After I finished my piece of Ix’el I was convinced I could paint. I had to do away with any previous definitions, standards and expectations of who an artist was before I began to identify as an artist myself.
This is Ix’el. Our grandmother moon. In the story of creation, the gods were stuck and ran out of ideas and materials to create humans that were thoughful, skillful, and could worship the gods properly. After using wood, mud, and other things to create us, the gods went to Ix’el and this wise woman told them to make us from maiz. And so we are people of the corn, somos de maiz.
When i was unemployed for 4 months I almost sold this painting to pay for my rent. the lady never called me back. so it’s still in my hands. this is my grandmother.
I was also inspired by live art done by artists such as TIMOI, SHERM, MEAR1 and VYAL. I appreciate and admire the artists that can turn a blank 4′ x 4′ into a an outspoken masterpiece within 2 hours. I tried doing this a couple times… but its too much pressure and everyone is looking at you…DUH.
Since then I have also learned that the best creative anyone is the person that doesnt stop to think and logically plan a painting or a poem.

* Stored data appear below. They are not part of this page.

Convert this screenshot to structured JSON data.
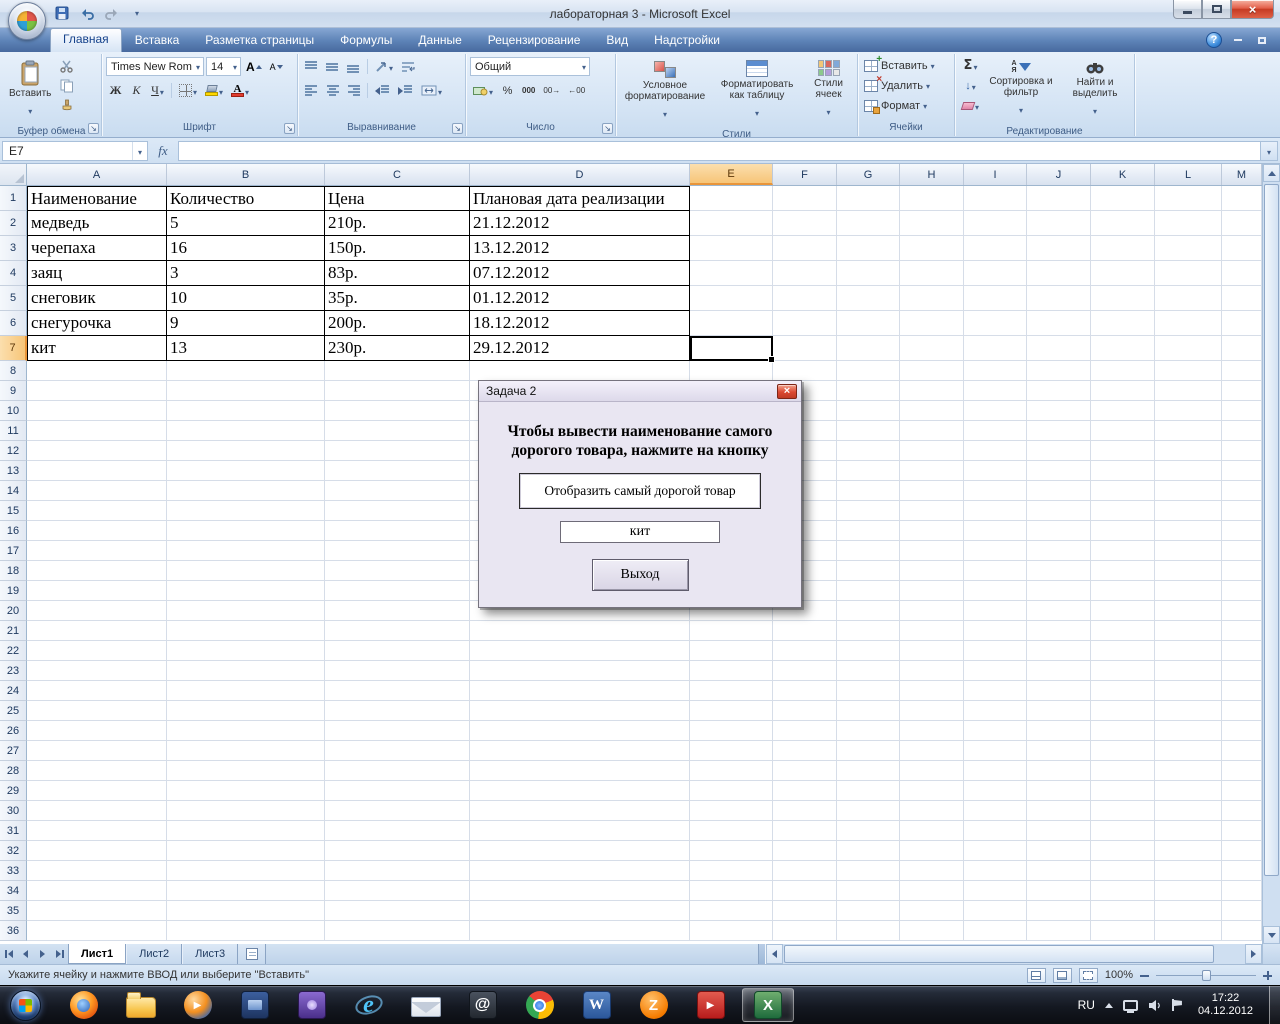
{
  "window": {
    "title": "лабораторная 3  -  Microsoft Excel"
  },
  "icons": {
    "sigma": "Σ",
    "help": "?",
    "close": "×",
    "increase_decimal": "00→",
    "decrease_decimal": "←00"
  },
  "ribbon": {
    "tabs": [
      "Главная",
      "Вставка",
      "Разметка страницы",
      "Формулы",
      "Данные",
      "Рецензирование",
      "Вид",
      "Надстройки"
    ],
    "active_tab": "Главная",
    "clipboard": {
      "label": "Буфер обмена",
      "paste": "Вставить"
    },
    "font": {
      "label": "Шрифт",
      "name": "Times New Rom",
      "size": "14",
      "bold": "Ж",
      "italic": "К",
      "underline": "Ч"
    },
    "alignment": {
      "label": "Выравнивание"
    },
    "number": {
      "label": "Число",
      "format": "Общий",
      "percent": "%",
      "thousands": "000"
    },
    "styles": {
      "label": "Стили",
      "conditional": "Условное форматирование",
      "as_table": "Форматировать как таблицу",
      "cell_styles": "Стили ячеек"
    },
    "cells": {
      "label": "Ячейки",
      "insert": "Вставить",
      "delete": "Удалить",
      "format": "Формат"
    },
    "editing": {
      "label": "Редактирование",
      "sort": "Сортировка и фильтр",
      "find": "Найти и выделить",
      "sort_letters_top": "А",
      "sort_letters_bottom": "Я"
    }
  },
  "formula_bar": {
    "name_box": "E7",
    "fx": "fx",
    "formula": ""
  },
  "grid": {
    "columns": [
      "A",
      "B",
      "C",
      "D",
      "E",
      "F",
      "G",
      "H",
      "I",
      "J",
      "K",
      "L",
      "M"
    ],
    "row_count": 36,
    "selected_col": "E",
    "selected_row": 7,
    "cells": [
      [
        "Наименование",
        "Количество",
        "Цена",
        "Плановая дата реализации"
      ],
      [
        "медведь",
        "5",
        "210р.",
        "21.12.2012"
      ],
      [
        "черепаха",
        "16",
        "150р.",
        "13.12.2012"
      ],
      [
        "заяц",
        "3",
        "83р.",
        "07.12.2012"
      ],
      [
        "снеговик",
        "10",
        "35р.",
        "01.12.2012"
      ],
      [
        "снегурочка",
        "9",
        "200р.",
        "18.12.2012"
      ],
      [
        "кит",
        "13",
        "230р.",
        "29.12.2012"
      ]
    ]
  },
  "dialog": {
    "title": "Задача 2",
    "message_lines": [
      "Чтобы вывести наименование самого",
      "дорогого товара, нажмите на кнопку"
    ],
    "show_button": "Отобразить самый дорогой товар",
    "result_value": "кит",
    "exit_button": "Выход"
  },
  "sheets": {
    "tabs": [
      "Лист1",
      "Лист2",
      "Лист3"
    ],
    "active": "Лист1"
  },
  "status_bar": {
    "message": "Укажите ячейку и нажмите ВВОД или выберите \"Вставить\"",
    "zoom": "100%"
  },
  "taskbar": {
    "apps": [
      "firefox",
      "explorer",
      "media-player",
      "app-blue",
      "app-purple",
      "internet-explorer",
      "mail",
      "email-at",
      "chrome",
      "word",
      "zona",
      "media-red",
      "excel"
    ],
    "active_app": "excel",
    "app_glyphs": {
      "media-player": "▶",
      "internet-explorer": "e",
      "email-at": "@",
      "word": "W",
      "zona": "Z",
      "media-red": "▶",
      "excel": "X"
    },
    "tray": {
      "language": "RU",
      "time": "17:22",
      "date": "04.12.2012"
    }
  }
}
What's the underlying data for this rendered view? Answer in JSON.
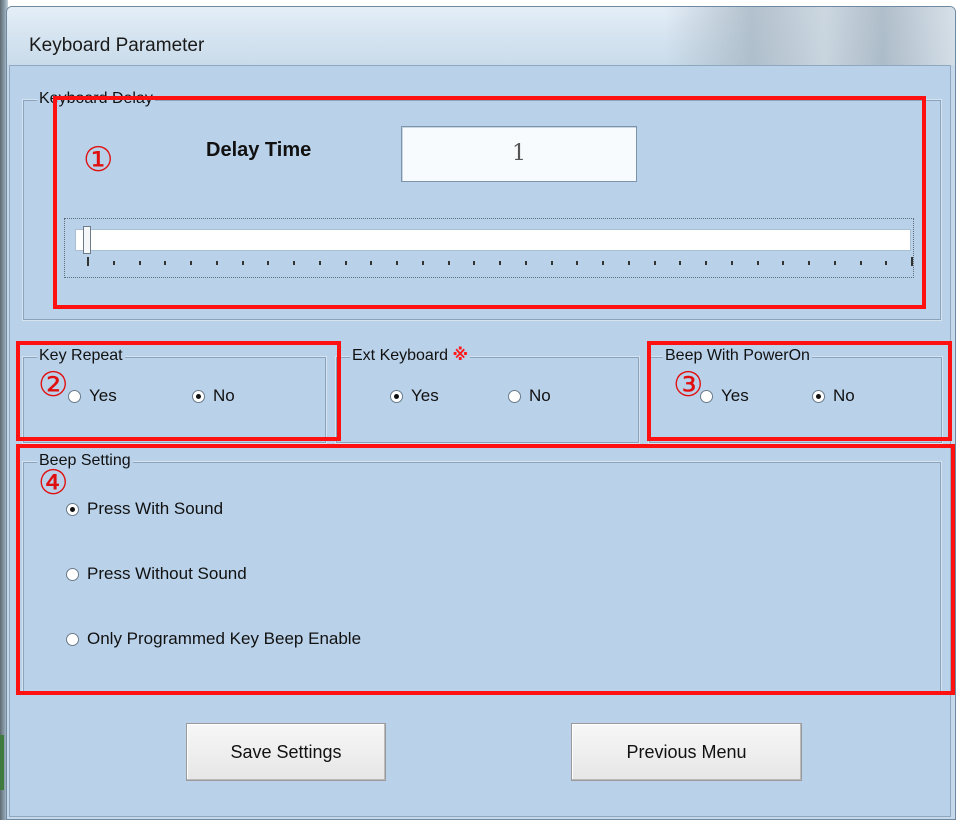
{
  "window": {
    "title": "Keyboard Parameter"
  },
  "keyboard_delay": {
    "legend": "Keyboard Delay",
    "delay_label": "Delay Time",
    "delay_value": "1",
    "slider_level_fraction": 0.0
  },
  "key_repeat": {
    "legend": "Key Repeat",
    "options": [
      "Yes",
      "No"
    ],
    "selected": "No"
  },
  "ext_keyboard": {
    "legend": "Ext Keyboard",
    "mark": "※",
    "options": [
      "Yes",
      "No"
    ],
    "selected": "Yes"
  },
  "beep_power_on": {
    "legend": "Beep With PowerOn",
    "options": [
      "Yes",
      "No"
    ],
    "selected": "No"
  },
  "beep_setting": {
    "legend": "Beep Setting",
    "options": [
      "Press With Sound",
      "Press Without Sound",
      "Only Programmed Key Beep Enable"
    ],
    "selected": "Press With Sound"
  },
  "buttons": {
    "save": "Save Settings",
    "previous": "Previous Menu"
  },
  "annotations": {
    "n1": "①",
    "n2": "②",
    "n3": "③",
    "n4": "④"
  },
  "colors": {
    "annotation_red": "#ff1111",
    "client_bg": "#b9d1e9"
  }
}
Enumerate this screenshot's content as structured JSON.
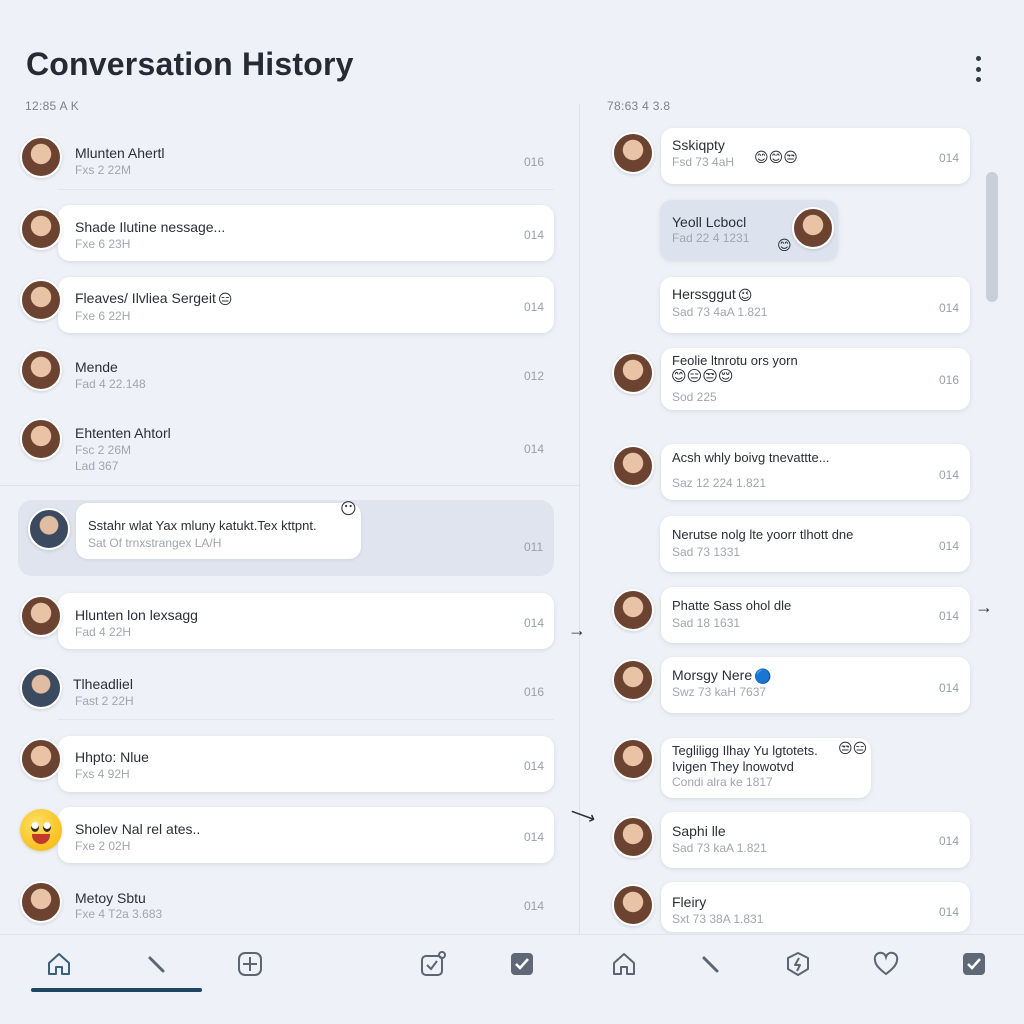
{
  "header": {
    "title": "Conversation History",
    "left_stamp": "12:85 A K",
    "right_stamp": "78:63 4 3.8"
  },
  "left_list": [
    {
      "name": "Mlunten Ahertl",
      "meta": "Fxs 2 22M",
      "count": "016",
      "avatar": "woman"
    },
    {
      "name": "Shade Ilutine nessage...",
      "meta": "Fxe 6 23H",
      "count": "014",
      "avatar": "woman"
    },
    {
      "name": "Fleaves/ Ilvliea Sergeit",
      "emoji": "😑",
      "meta": "Fxe 6 22H",
      "count": "014",
      "avatar": "woman"
    },
    {
      "name": "Mende",
      "meta": "Fad 4 22.148",
      "count": "012",
      "avatar": "woman"
    },
    {
      "name": "Ehtenten Ahtorl",
      "meta": "Fsc 2 26M",
      "meta2": "Lad 367",
      "count": "014",
      "avatar": "woman"
    }
  ],
  "selected": {
    "name": "Sstahr wlat Yax mluny katukt.Tex kttpnt.",
    "meta": "Sat Of trnxstrangex LA/H",
    "count": "011",
    "emoji": "😶"
  },
  "left_list2": [
    {
      "name": "Hlunten lon lexsagg",
      "meta": "Fad 4 22H",
      "count": "014",
      "avatar": "woman"
    },
    {
      "name": "Tlheadliel",
      "meta": "Fast 2 22H",
      "count": "016",
      "avatar": "man"
    },
    {
      "name": "Hhpto: Nlue",
      "meta": "Fxs 4 92H",
      "count": "014",
      "avatar": "woman"
    },
    {
      "name": "Sholev Nal rel ates..",
      "meta": "Fxe 2 02H",
      "count": "014",
      "avatar": "emoji"
    },
    {
      "name": "Metoy Sbtu",
      "meta": "Fxe 4 T2a 3.683",
      "count": "014",
      "avatar": "woman"
    }
  ],
  "right_list": [
    {
      "name": "Sskiqpty",
      "emoji": "😊😊😒",
      "meta": "Fsd 73 4aH",
      "count": "014"
    },
    {
      "name": "Yeoll Lcbocl",
      "meta": "Fad 22 4 1231",
      "emoji": "😊",
      "highlight": true
    },
    {
      "name": "Herssggut",
      "emoji": "😉",
      "meta": "Sad 73 4aA 1.821",
      "count": "014"
    },
    {
      "name": "Feolie ltnrotu ors yorn",
      "emoji": "😊😑😒😌",
      "meta": "Sod 225",
      "count": "016"
    },
    {
      "name": "Acsh whly boivg tnevattte...",
      "meta": "Saz 12 224 1.821",
      "count": "014"
    },
    {
      "name": "Nerutse nolg lte yoorr tlhott dne",
      "meta": "Sad 73 1331",
      "count": "014",
      "no_avatar": true
    },
    {
      "name": "Phatte Sass ohol dle",
      "meta": "Sad 18 1631",
      "count": "014"
    },
    {
      "name": "Morsgy Nere",
      "emoji": "🔵",
      "meta": "Swz 73 kaH 7637",
      "count": "014"
    },
    {
      "name": "Tegliligg Ilhay Yu lgtotets.",
      "name2": "Ivigen They lnowotvd",
      "emoji": "😒😑",
      "meta": "Condi alra ke 1817"
    },
    {
      "name": "Saphi lle",
      "meta": "Sad 73 kaA 1.821",
      "count": "014"
    },
    {
      "name": "Fleiry",
      "meta": "Sxt 73 38A 1.831",
      "count": "014"
    }
  ],
  "nav": {
    "left": [
      "home-icon",
      "pencil-icon",
      "plus-square-icon",
      "calendar-check-icon",
      "checkbox-icon"
    ],
    "right": [
      "home-icon",
      "pencil-icon",
      "lightning-shield-icon",
      "heart-icon",
      "checkbox-icon"
    ]
  },
  "colors": {
    "background": "#eef1f7",
    "accent": "#1f4763",
    "selected": "#dfe4ee"
  }
}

They just do it. Just write. Just paint. Dont think. just go…
But after college i had much procrastinational residue left in me. And this is a piece I finished with 5 hours one afternoon because I had promised to show it at an event organized by Tribe of the Diasporas that same day. The homie, artist CUANDO, helped me lay the background and it turned out to be one of the grooviest pieces i made.
This is a piece inspired from a book i found on social movements in the U.S. This drawing was in black and white and in much needed of color. I call it, “by the Barrell of the gun”. The quote is from Audry Hudson and it reads, “Until the day of liberation, protection for my child can only be guaranteed by the barrel of the gun.”
So take that! When i saw this piece in the book, it was obviously a powerful story to recreate. Mother’s are known to defend their child and fight tooth and nail to protect her baby. In our current world affairs women do not have liberation from the hands of oppresion with nails of capitalism and patriarchy. So i dedicate this piece to womyn warriors.
This piece also reminds me of another powerful photograph… It was taken in Nicaragua in 1984 by Orlando Valenzuela. This is a mother of the revolution, of the Sandinistas. And it is one of the most beautiful photographs I have seen.